The pale eyes shadowed, Lasswell drawing in on himself and murmuring denials, and Saga felt a pang. No, this wasn't right. Tormenting a stranger wasn't right, no matter his own reason; and he should not have been prying, but ...

But, oh, that _look_.

_If, just once, I could ..._

He reached out a hand, half-offering, half-imploring, without a second thought.

"If there is anything that I can offer to ease this --"

He'd have to be careful, so careful, but what could it hurt so long as he was circumspect? No one would know, could _possibly_ know, except the two of them. There was no one else in this nowhere-place of dimensions except for furry little 'moogles', after all.

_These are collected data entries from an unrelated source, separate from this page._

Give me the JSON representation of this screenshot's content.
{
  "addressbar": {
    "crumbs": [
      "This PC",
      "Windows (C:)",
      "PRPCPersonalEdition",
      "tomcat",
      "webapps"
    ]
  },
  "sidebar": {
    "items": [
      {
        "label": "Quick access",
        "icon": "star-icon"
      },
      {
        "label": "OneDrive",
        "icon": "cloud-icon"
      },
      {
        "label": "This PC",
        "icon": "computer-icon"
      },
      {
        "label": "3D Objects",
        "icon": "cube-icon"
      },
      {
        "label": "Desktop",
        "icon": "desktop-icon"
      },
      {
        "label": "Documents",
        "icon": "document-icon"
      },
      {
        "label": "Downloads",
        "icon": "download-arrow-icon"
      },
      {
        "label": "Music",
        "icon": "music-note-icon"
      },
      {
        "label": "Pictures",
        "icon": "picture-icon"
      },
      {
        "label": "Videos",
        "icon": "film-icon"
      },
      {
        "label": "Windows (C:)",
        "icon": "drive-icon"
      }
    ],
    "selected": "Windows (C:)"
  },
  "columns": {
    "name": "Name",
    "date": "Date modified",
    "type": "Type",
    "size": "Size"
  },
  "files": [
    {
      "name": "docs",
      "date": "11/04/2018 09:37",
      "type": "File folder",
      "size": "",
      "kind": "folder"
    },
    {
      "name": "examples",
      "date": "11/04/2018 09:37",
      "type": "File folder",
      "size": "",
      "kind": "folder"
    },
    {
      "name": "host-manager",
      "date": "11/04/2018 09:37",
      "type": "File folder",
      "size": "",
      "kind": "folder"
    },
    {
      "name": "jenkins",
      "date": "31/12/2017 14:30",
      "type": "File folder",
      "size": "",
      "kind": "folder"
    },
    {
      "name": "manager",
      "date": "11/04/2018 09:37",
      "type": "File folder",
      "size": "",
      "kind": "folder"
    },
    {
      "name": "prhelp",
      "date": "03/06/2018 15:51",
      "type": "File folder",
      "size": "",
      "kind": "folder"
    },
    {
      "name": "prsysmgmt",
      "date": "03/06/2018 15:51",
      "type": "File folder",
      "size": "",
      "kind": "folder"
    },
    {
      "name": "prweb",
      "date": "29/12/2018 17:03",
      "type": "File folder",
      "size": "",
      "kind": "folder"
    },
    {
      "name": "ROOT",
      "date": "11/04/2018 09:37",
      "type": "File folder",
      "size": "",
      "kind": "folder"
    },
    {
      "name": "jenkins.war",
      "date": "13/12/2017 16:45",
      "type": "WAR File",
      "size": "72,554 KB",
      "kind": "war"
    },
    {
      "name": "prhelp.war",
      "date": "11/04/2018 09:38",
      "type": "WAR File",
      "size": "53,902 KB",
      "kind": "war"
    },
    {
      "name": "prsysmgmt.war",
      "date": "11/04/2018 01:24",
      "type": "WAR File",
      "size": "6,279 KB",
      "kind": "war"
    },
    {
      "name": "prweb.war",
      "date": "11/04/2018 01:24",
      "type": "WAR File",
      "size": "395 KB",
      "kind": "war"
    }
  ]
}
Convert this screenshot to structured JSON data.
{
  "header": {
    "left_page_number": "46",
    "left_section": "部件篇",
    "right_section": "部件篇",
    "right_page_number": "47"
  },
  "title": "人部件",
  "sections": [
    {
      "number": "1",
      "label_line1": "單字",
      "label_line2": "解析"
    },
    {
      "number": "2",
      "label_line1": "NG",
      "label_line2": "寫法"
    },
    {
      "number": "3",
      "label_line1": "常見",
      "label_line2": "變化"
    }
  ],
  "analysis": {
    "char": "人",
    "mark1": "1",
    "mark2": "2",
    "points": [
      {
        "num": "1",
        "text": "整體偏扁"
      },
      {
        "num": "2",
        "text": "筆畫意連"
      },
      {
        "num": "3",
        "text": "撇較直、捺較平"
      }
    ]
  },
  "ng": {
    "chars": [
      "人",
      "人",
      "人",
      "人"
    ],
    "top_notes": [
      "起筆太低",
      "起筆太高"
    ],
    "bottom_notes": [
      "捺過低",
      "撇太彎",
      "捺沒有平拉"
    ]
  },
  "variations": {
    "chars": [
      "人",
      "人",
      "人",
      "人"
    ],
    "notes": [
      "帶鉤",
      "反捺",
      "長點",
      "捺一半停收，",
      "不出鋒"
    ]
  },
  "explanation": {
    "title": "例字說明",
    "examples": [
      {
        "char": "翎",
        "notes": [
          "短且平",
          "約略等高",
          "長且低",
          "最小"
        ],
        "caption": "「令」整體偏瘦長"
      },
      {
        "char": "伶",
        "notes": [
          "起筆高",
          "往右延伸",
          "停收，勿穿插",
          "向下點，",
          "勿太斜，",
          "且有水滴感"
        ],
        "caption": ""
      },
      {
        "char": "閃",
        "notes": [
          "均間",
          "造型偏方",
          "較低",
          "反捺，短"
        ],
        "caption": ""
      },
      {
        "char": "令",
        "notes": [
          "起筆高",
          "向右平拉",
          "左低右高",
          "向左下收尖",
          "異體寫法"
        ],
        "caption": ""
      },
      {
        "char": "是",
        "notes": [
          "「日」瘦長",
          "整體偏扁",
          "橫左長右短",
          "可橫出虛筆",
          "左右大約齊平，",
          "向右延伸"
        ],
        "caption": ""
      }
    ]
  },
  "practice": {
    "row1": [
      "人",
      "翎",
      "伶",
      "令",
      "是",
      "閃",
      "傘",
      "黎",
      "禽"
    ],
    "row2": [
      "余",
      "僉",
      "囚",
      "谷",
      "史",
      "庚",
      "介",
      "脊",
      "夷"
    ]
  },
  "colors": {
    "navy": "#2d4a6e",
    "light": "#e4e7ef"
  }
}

_He's still minding his blade; perhaps a different sort of release from care ..._

"-- Or, failing that, perhaps a bit of sparring? I'm afraid I'm not trained in physical weaponry, but I do know unarmed combat. And I would be pleased to do so, if it might help work off a little of your pain."

What came next, Saga expected, prepared for, and was not disappointed. After starting with surprise Lasswell moved back a pace, as if taking his measure; cycled through an entire series of expressions, from doubt to concern to wariness and back to doubt again before settling on a mix of all three; and then lifted his own hand in a gesture that could be denial, could be simply a call for hesitation.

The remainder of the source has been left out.